Sekarang, sebagai ketua umum Partai Demokrat, si Agus harus berhadadapan dengan rival kelas berat, Moeldoko, yang juga dapat mengklaim dirinya sebagai ketua umum Demokrat. Mengapa tidak? Wong dia terpililih lewat KLB kok.
Agus vs Moeldoko. Mayor melawan jenderal. David melawan Goliath. Akankah David yang sekarang ini bakal sukses lagi menghajar si Goliath? Menarik untuk diikuti perkembangannya.
Namun kini Agus sudah mulai berani melontarkan kata-kata sindiran terhadap Moeldoko. Misalnya saja dalam konferensi pers di kantor DPP Partai Demokrat, Senin (29/3/2021), AHY berujar:
“Kami pikir setelah lebih tiga minggu tak bersuara KSP Moeldoko akan mengeluarkan argumen yang bernas, ternyata cuma pernyataan bohong lagi dan bohong lagi. Bahkan seolah menghasut dengan pernyataan soal pertentangan ideologi”, cetus Agus.
Agus berani menuding Moeldoko bohong? Ini sesuatu yang mustahil terjadi di ranah kemiliteran. Tentara yang pangkatnya lebih rendah harus menghormati sesama anggota yang pangkatnya lebih tinggi. Seorang mayor harus patuh dan tunduk pada seorang jenderal, bahkan ketika sudah tidak aktif di kemiliteran lagi, alias pensiun.
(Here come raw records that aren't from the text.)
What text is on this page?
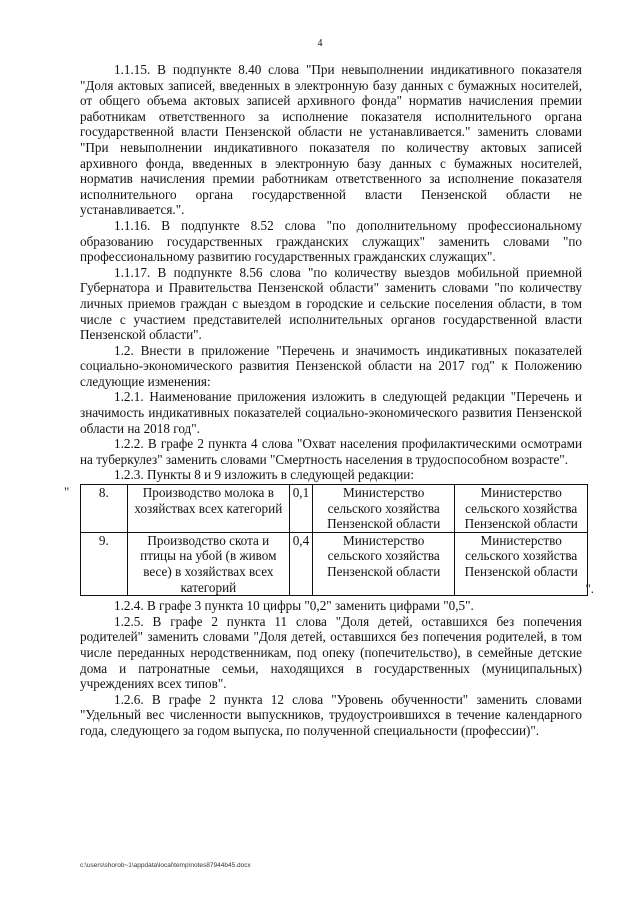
4

1.1.15. В подпункте 8.40 слова "При невыполнении индикативного показателя "Доля актовых записей, введенных в электронную базу данных с бумажных носителей, от общего объема актовых записей архивного фонда" норматив начисления премии работникам ответственного за исполнение показателя исполнительного органа государственной власти Пензенской области не устанавливается." заменить словами "При невыполнении индикативного показателя по количеству актовых записей архивного фонда, введенных в электронную базу данных с бумажных носителей, норматив начисления премии работникам ответственного за исполнение показателя исполнительного органа государственной власти Пензенской области не устанавливается.".

1.1.16. В подпункте 8.52 слова "по дополнительному профессиональному образованию государственных гражданских служащих" заменить словами "по профессиональному развитию государственных гражданских служащих".

1.1.17. В подпункте 8.56 слова "по количеству выездов мобильной приемной Губернатора и Правительства Пензенской области" заменить словами "по количеству личных приемов граждан с выездом в городские и сельские поселения области, в том числе с участием представителей исполнительных органов государственной власти Пензенской области".

1.2. Внести в приложение "Перечень и значимость индикативных показателей социально-экономического развития Пензенской области на 2017 год" к Положению следующие изменения:

1.2.1. Наименование приложения изложить в следующей редакции "Перечень и значимость индикативных показателей социально-экономического развития Пензенской области на 2018 год".

1.2.2. В графе 2 пункта 4 слова "Охват населения профилактическими осмотрами на туберкулез" заменить словами "Смертность населения в трудоспособном возрасте".

1.2.3. Пункты 8 и 9 изложить в следующей редакции:

" 8.	Производство молока в хозяйствах всех категорий	0,1	Министерство сельского хозяйства Пензенской области	Министерство сельского хозяйства Пензенской области
9.	Производство скота и птицы на убой (в живом весе) в хозяйствах всех категорий	0,4	Министерство сельского хозяйства Пензенской области	Министерство сельского хозяйства Пензенской области
".

1.2.4. В графе 3 пункта 10 цифры "0,2" заменить цифрами "0,5".

1.2.5. В графе 2 пункта 11 слова "Доля детей, оставшихся без попечения родителей" заменить словами "Доля детей, оставшихся без попечения родителей, в том числе переданных неродственникам, под опеку (попечительство), в семейные детские дома и патронатные семьи, находящихся в государственных (муниципальных) учреждениях всех типов".

1.2.6. В графе 2 пункта 12 слова "Уровень обученности" заменить словами "Удельный вес численности выпускников, трудоустроившихся в течение календарного года, следующего за годом выпуска, по полученной специальности (профессии)".

c:\users\shorob~1\appdata\local\temp\notes87944b45.docx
Namun karena sedang berada dalam pusaran politik, panas pula, maka tradisi yang sudah baku itu tampaknya sudah tidak berlaku sama sekali. Lihat saja, Agus yang cuma mayor itu berani-beraninya berlaku “kurang ajar” terhadap seniornya, yang bukan cuma sekadar senior pula, namun pernah mencapai posisi puncak di kemiliteran.
Sementara Agus? Kalaupun selaku mayor mendapatkan jabatan di institusinya, paling banter cuma danramil? Tapi kejam dan brutalnya politik telah membuat segala tatakrama dan tradisi yang baik itu tiada berbekas.
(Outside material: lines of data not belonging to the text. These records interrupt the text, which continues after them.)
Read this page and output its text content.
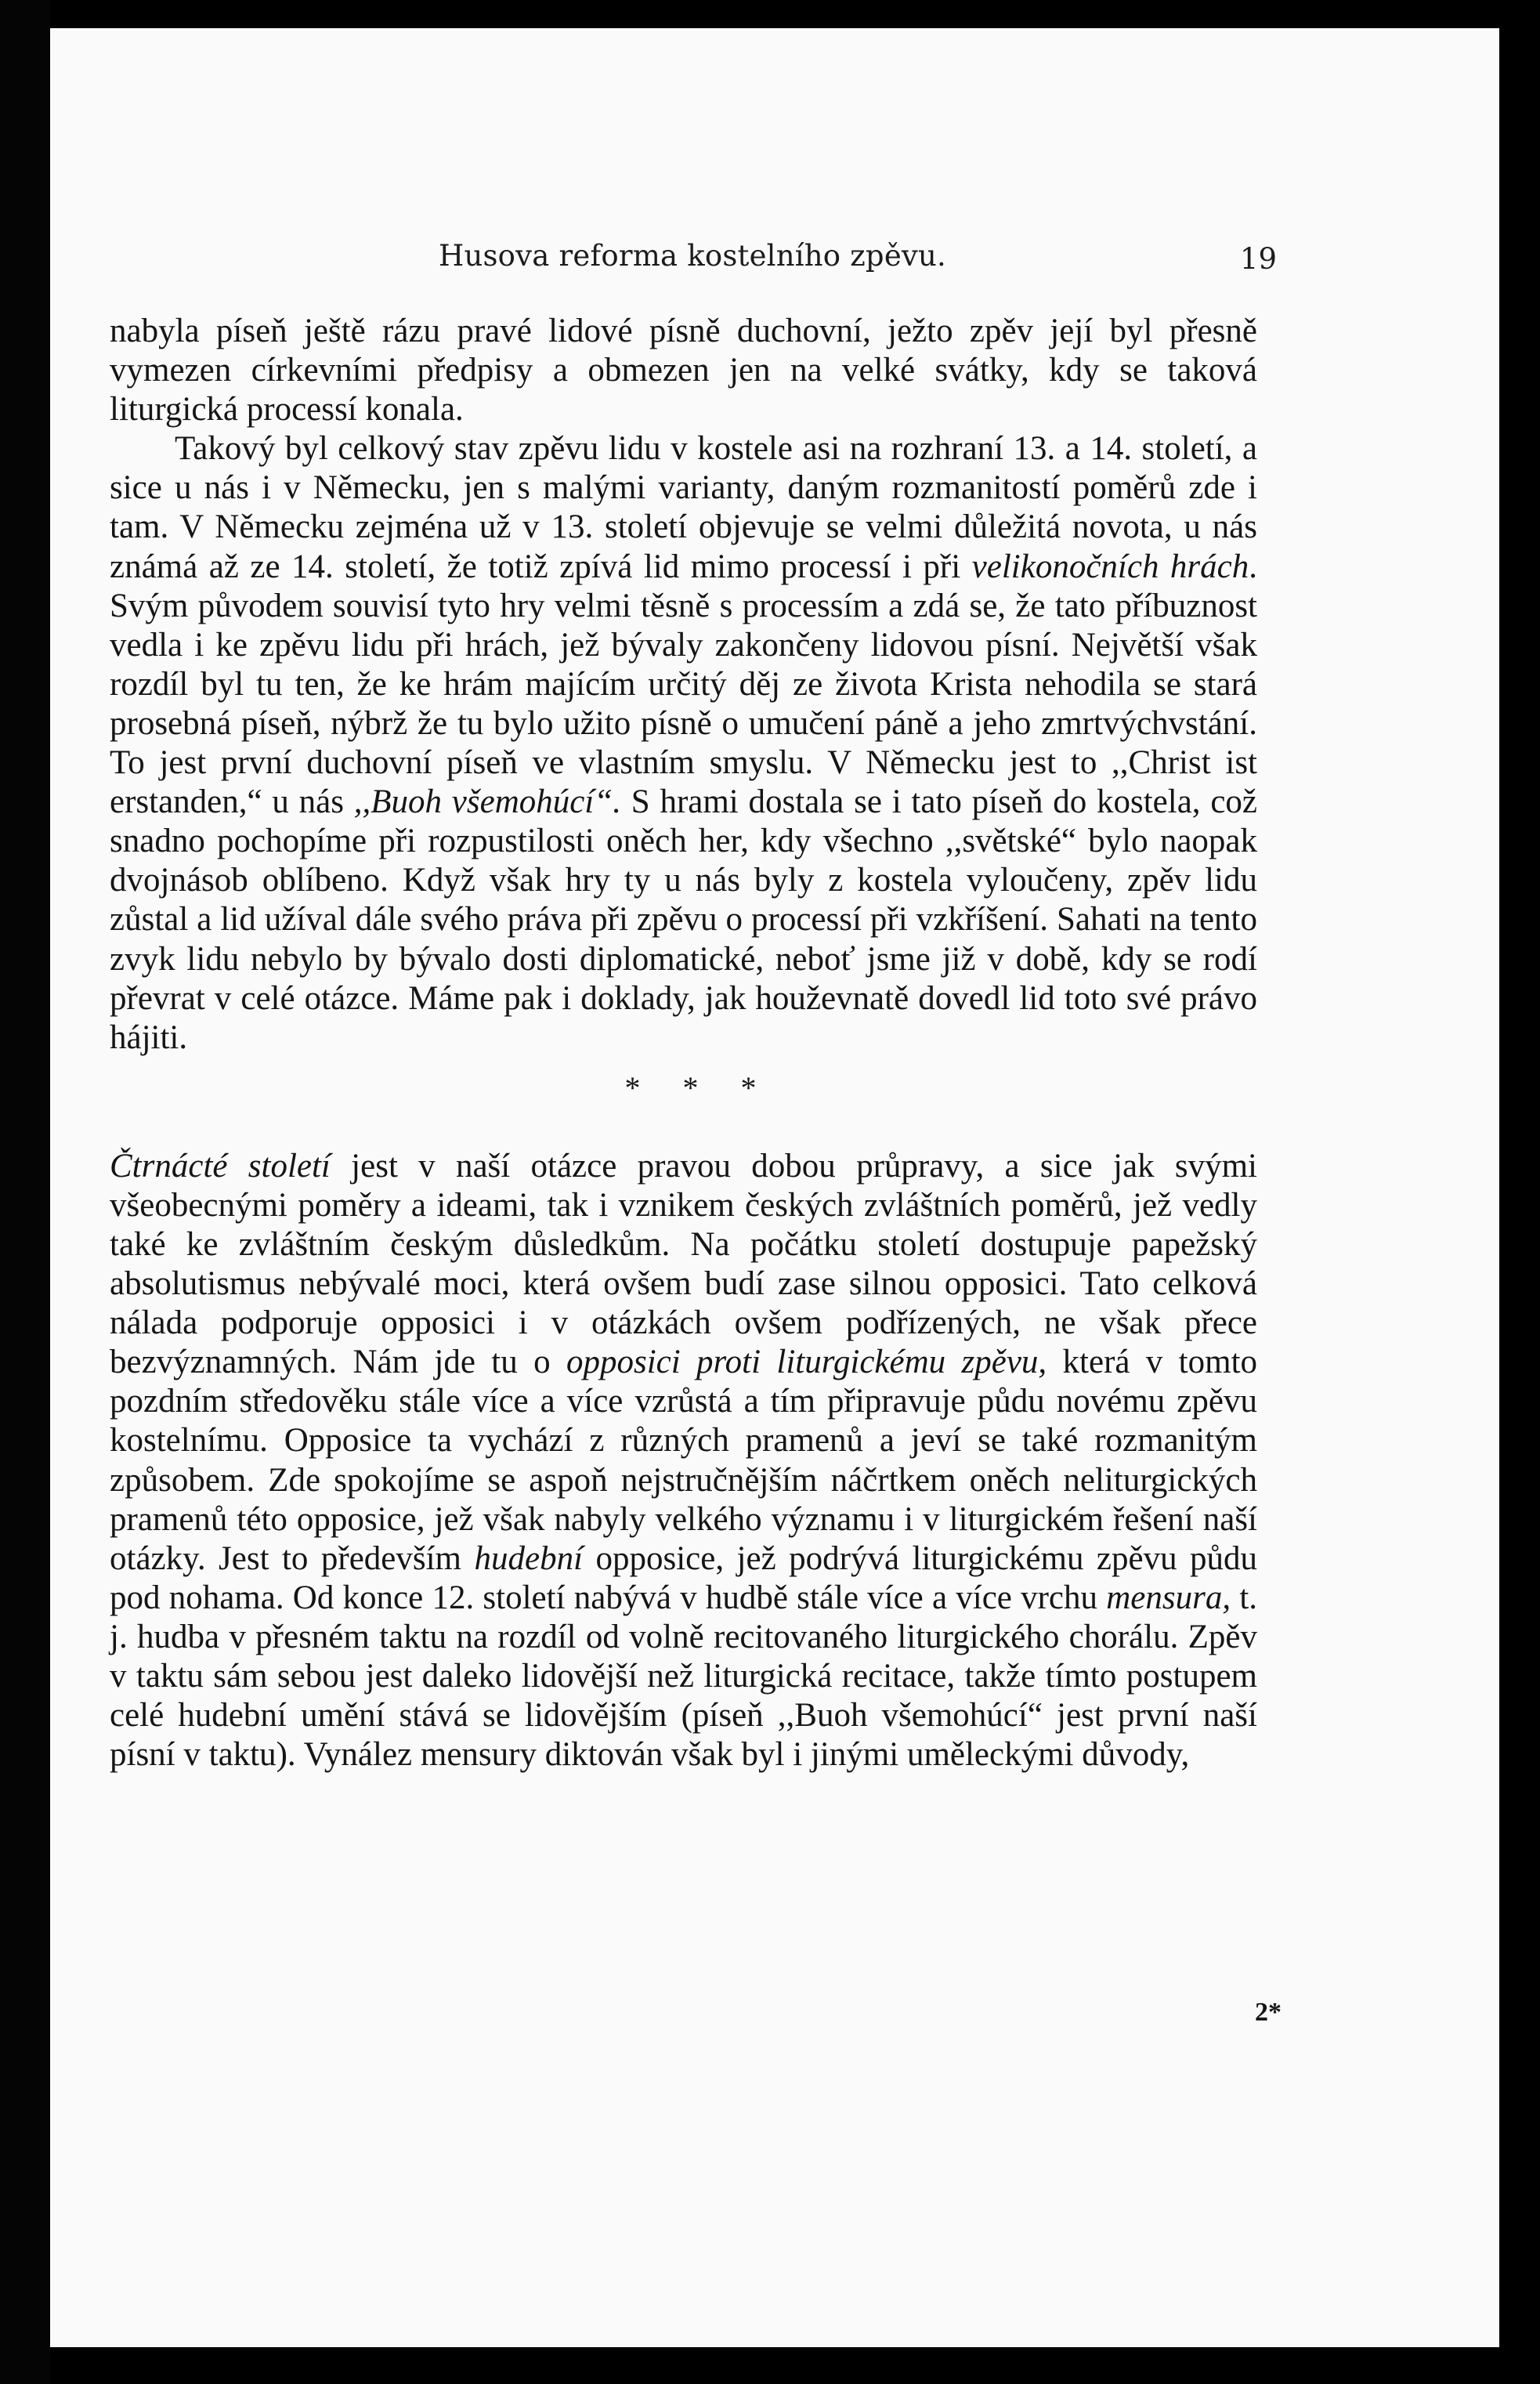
Husova reforma kostelního zpěvu.	19

nabyla píseň ještě rázu pravé lidové písně duchovní, ježto zpěv její byl přesně vymezen církevními předpisy a obmezen jen na velké svátky, kdy se taková liturgická processí konala.

Takový byl celkový stav zpěvu lidu v kostele asi na rozhraní 13. a 14. století, a sice u nás i v Německu, jen s malými varianty, daným rozmanitostí poměrů zde i tam. V Německu zejména už v 13. století objevuje se velmi důležitá novota, u nás známá až ze 14. století, že totiž zpívá lid mimo processí i při velikonočních hrách. Svým původem souvisí tyto hry velmi těsně s processím a zdá se, že tato příbuznost vedla i ke zpěvu lidu při hrách, jež bývaly zakončeny lidovou písní. Největší však rozdíl byl tu ten, že ke hrám majícím určitý děj ze života Krista nehodila se stará prosebná píseň, nýbrž že tu bylo užito písně o umučení páně a jeho zmrtvýchvstání. To jest první duchovní píseň ve vlastním smyslu. V Německu jest to ,,Christ ist erstanden,“ u nás ,,Buoh všemohúcí“. S hrami dostala se i tato píseň do kostela, což snadno pochopíme při rozpustilosti oněch her, kdy všechno ,,světské“ bylo naopak dvojnásob oblíbeno. Když však hry ty u nás byly z kostela vyloučeny, zpěv lidu zůstal a lid užíval dále svého práva při zpěvu o processí při vzkříšení. Sahati na tento zvyk lidu nebylo by bývalo dosti diplomatické, neboť jsme již v době, kdy se rodí převrat v celé otázce. Máme pak i doklady, jak houževnatě dovedl lid toto své právo hájiti.

* * *

Čtrnácté století jest v naší otázce pravou dobou průpravy, a sice jak svými všeobecnými poměry a ideami, tak i vznikem českých zvláštních poměrů, jež vedly také ke zvláštním českým důsledkům. Na počátku století dostupuje papežský absolutismus nebývalé moci, která ovšem budí zase silnou opposici. Tato celková nálada podporuje opposici i v otázkách ovšem podřízených, ne však přece bezvýznamných. Nám jde tu o opposici proti liturgickému zpěvu, která v tomto pozdním středověku stále více a více vzrůstá a tím připravuje půdu novému zpěvu kostelnímu. Opposice ta vychází z různých pramenů a jeví se také rozmanitým způsobem. Zde spokojíme se aspoň nejstručnějším náčrtkem oněch neliturgických pramenů této opposice, jež však nabyly velkého významu i v liturgickém řešení naší otázky. Jest to především hudební opposice, jež podrývá liturgickému zpěvu půdu pod nohama. Od konce 12. století nabývá v hudbě stále více a více vrchu mensura, t. j. hudba v přesném taktu na rozdíl od volně recitovaného liturgického chorálu. Zpěv v taktu sám sebou jest daleko lidovější než liturgická recitace, takže tímto postupem celé hudební umění stává se lidovějším (píseň ,,Buoh všemohúcí“ jest první naší písní v taktu). Vynález mensury diktován však byl i jinými uměleckými důvody,

2*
Menyesakkan sekali memang ketika melihat seorang Moeldoko harus berhadapan dengan Agus. Sungguh tidak sebanding dan tidak selevel ditinjau dari sudut mana pun. Tapi ini semua terjadi gara-gara oknum yang ingkar janji dan menghalalkan segala cara demi ambisi yang kebablasan.